Chapter 7: Summary


  • Can fit high-dimensional functions
  • Can be solved directly or online
  • Learning can be tweaked through the loss function
  • Weights can be interpreted


  • Can tend to overfit
  • Many hyperparameters to tune
  • Weights are not guaranteed to be interpretable
  • Sensitive to noise

Can we interpret the weights?

The learned weights of a Linear Regression model can be interpreted but it should be done with caution. Indeed, these weights were learned because they minimized the loss function, and not because they are necessarily interpretable. It is possible, however, through modifying the loss function, to add additional constraints on the range in which weights are expected to be found, which might help interpretability.

How can LASSO be used for feature selection?

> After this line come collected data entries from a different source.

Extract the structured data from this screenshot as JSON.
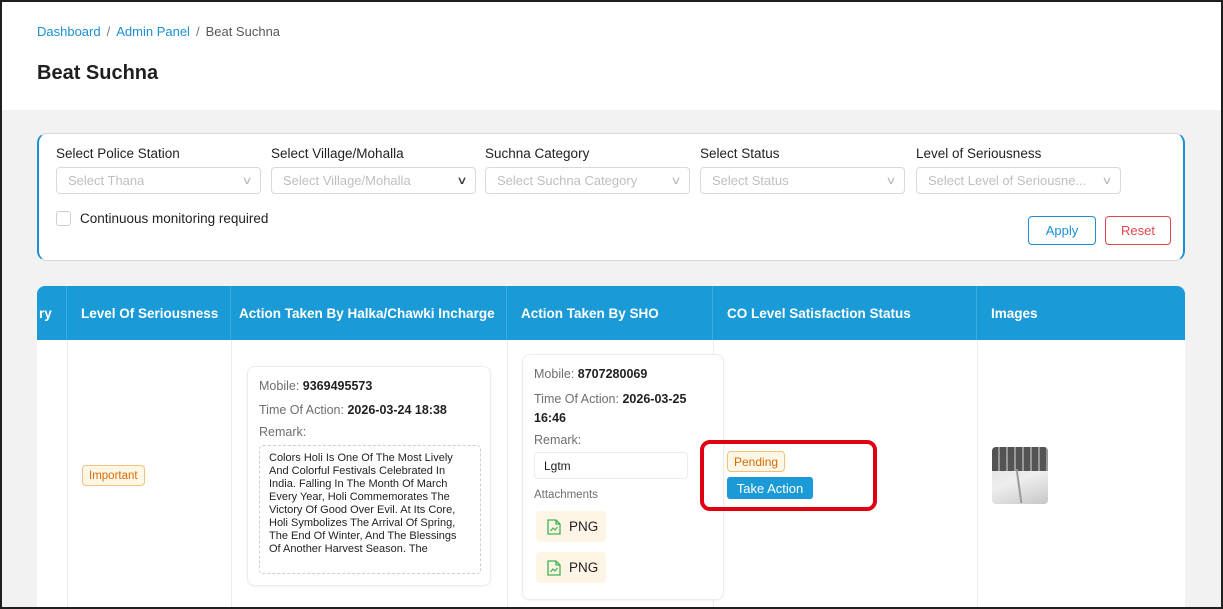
{
  "breadcrumb": {
    "dashboard": "Dashboard",
    "admin_panel": "Admin Panel",
    "current": "Beat Suchna",
    "separator": "/"
  },
  "page_title": "Beat Suchna",
  "filters": {
    "police_station": {
      "label": "Select Police Station",
      "placeholder": "Select Thana"
    },
    "village": {
      "label": "Select Village/Mohalla",
      "placeholder": "Select Village/Mohalla"
    },
    "category": {
      "label": "Suchna Category",
      "placeholder": "Select Suchna Category"
    },
    "status": {
      "label": "Select Status",
      "placeholder": "Select Status"
    },
    "seriousness": {
      "label": "Level of Seriousness",
      "placeholder": "Select Level of Seriousne..."
    },
    "continuous_monitoring": "Continuous monitoring required",
    "apply_label": "Apply",
    "reset_label": "Reset"
  },
  "table": {
    "columns": [
      "ry",
      "Level Of Seriousness",
      "Action Taken By Halka/Chawki Incharge",
      "Action Taken By SHO",
      "CO Level Satisfaction Status",
      "Images"
    ],
    "row": {
      "seriousness": "Important",
      "halka": {
        "mobile_label": "Mobile:",
        "mobile": "9369495573",
        "time_label": "Time Of Action:",
        "time": "2026-03-24 18:38",
        "remark_label": "Remark:",
        "remark": "Colors Holi Is One Of The Most Lively And Colorful Festivals Celebrated In India. Falling In The Month Of March Every Year, Holi Commemorates The Victory Of Good Over Evil. At Its Core, Holi Symbolizes The Arrival Of Spring, The End Of Winter, And The Blessings Of Another Harvest Season. The"
      },
      "sho": {
        "mobile_label": "Mobile:",
        "mobile": "8707280069",
        "time_label": "Time Of Action:",
        "time_part1": "2026-03-25",
        "time_part2": "16:46",
        "remark_label": "Remark:",
        "remark": "Lgtm",
        "attachments_label": "Attachments",
        "attachments": [
          "PNG",
          "PNG"
        ]
      },
      "co_status": "Pending",
      "take_action_label": "Take Action"
    }
  },
  "colors": {
    "primary": "#1a9ad6",
    "link": "#1a8fd3",
    "danger": "#e0474c",
    "warning_text": "#d46b08",
    "highlight": "#e00012"
  }
}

LASSO can be used for feature selection because it shrinks the weights associated to the features to zero. By looking at the order in which it does so, one could infer a ranking of “importance” for the features. However, it should be noted that even though a feature might be shrunk to zero, it doesn’t mean that it doesn’t carry valuable information. It just means that it doesn’t carry information that the other features currently.

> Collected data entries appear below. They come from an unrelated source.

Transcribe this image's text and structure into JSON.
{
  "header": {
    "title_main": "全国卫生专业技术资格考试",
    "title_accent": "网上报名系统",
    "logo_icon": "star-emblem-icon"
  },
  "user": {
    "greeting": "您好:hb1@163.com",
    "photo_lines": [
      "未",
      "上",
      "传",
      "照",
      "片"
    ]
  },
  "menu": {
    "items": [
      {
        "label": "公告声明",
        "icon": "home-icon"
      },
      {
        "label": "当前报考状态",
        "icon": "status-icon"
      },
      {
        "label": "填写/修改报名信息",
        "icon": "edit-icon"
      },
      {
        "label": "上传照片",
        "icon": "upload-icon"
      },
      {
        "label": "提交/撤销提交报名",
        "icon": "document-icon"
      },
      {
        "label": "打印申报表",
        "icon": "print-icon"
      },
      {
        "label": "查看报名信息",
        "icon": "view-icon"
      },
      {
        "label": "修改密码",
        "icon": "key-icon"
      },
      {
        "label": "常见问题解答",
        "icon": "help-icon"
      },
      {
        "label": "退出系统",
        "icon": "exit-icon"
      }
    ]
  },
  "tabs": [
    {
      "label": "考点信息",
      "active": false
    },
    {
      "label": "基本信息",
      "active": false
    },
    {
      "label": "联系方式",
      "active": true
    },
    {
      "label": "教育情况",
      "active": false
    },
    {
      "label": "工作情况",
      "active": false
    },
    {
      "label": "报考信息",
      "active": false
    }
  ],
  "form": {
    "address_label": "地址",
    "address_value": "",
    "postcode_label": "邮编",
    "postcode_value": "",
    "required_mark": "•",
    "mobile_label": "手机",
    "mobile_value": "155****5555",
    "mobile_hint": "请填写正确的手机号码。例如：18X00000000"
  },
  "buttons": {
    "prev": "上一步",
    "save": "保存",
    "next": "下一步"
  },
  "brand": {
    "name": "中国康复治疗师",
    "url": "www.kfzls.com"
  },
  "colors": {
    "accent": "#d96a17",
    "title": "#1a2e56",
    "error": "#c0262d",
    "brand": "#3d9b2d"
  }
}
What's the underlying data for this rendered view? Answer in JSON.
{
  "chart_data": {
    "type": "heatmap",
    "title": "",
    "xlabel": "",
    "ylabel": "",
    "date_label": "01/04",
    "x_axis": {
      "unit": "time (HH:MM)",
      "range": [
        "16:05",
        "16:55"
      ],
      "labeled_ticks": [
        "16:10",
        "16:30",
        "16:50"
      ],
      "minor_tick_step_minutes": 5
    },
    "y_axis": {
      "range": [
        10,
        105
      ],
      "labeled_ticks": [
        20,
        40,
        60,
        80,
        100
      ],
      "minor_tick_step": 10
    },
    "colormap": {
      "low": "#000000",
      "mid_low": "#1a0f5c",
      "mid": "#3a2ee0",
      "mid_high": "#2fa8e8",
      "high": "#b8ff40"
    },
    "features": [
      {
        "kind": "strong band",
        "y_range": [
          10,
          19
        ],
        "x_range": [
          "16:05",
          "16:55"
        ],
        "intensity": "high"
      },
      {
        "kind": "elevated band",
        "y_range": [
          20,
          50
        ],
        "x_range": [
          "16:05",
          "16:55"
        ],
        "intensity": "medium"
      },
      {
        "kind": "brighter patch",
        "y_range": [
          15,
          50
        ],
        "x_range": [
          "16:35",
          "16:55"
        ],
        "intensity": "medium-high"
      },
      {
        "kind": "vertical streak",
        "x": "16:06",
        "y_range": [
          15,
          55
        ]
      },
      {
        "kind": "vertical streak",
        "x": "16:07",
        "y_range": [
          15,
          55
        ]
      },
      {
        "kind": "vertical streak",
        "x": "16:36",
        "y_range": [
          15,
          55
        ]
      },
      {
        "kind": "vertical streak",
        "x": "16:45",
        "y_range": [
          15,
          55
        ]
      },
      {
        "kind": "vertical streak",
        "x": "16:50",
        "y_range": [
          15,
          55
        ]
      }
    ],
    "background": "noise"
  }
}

How to deal with large amounts of data?

As it was explained in the Gradient Descent chapter, gradient descent can be used to deal with large amounts of data. Indeed, it is possible to use a batched version of the algorithm where the data is fed in stream-like fashion. This enables online learning and makes Linear Regression a scalable algorithm.

It is important to note that there exist many variations of the gradient descent algorithm. All trying to deal with different pitfalls of the simple version that was introduced in this learning unit.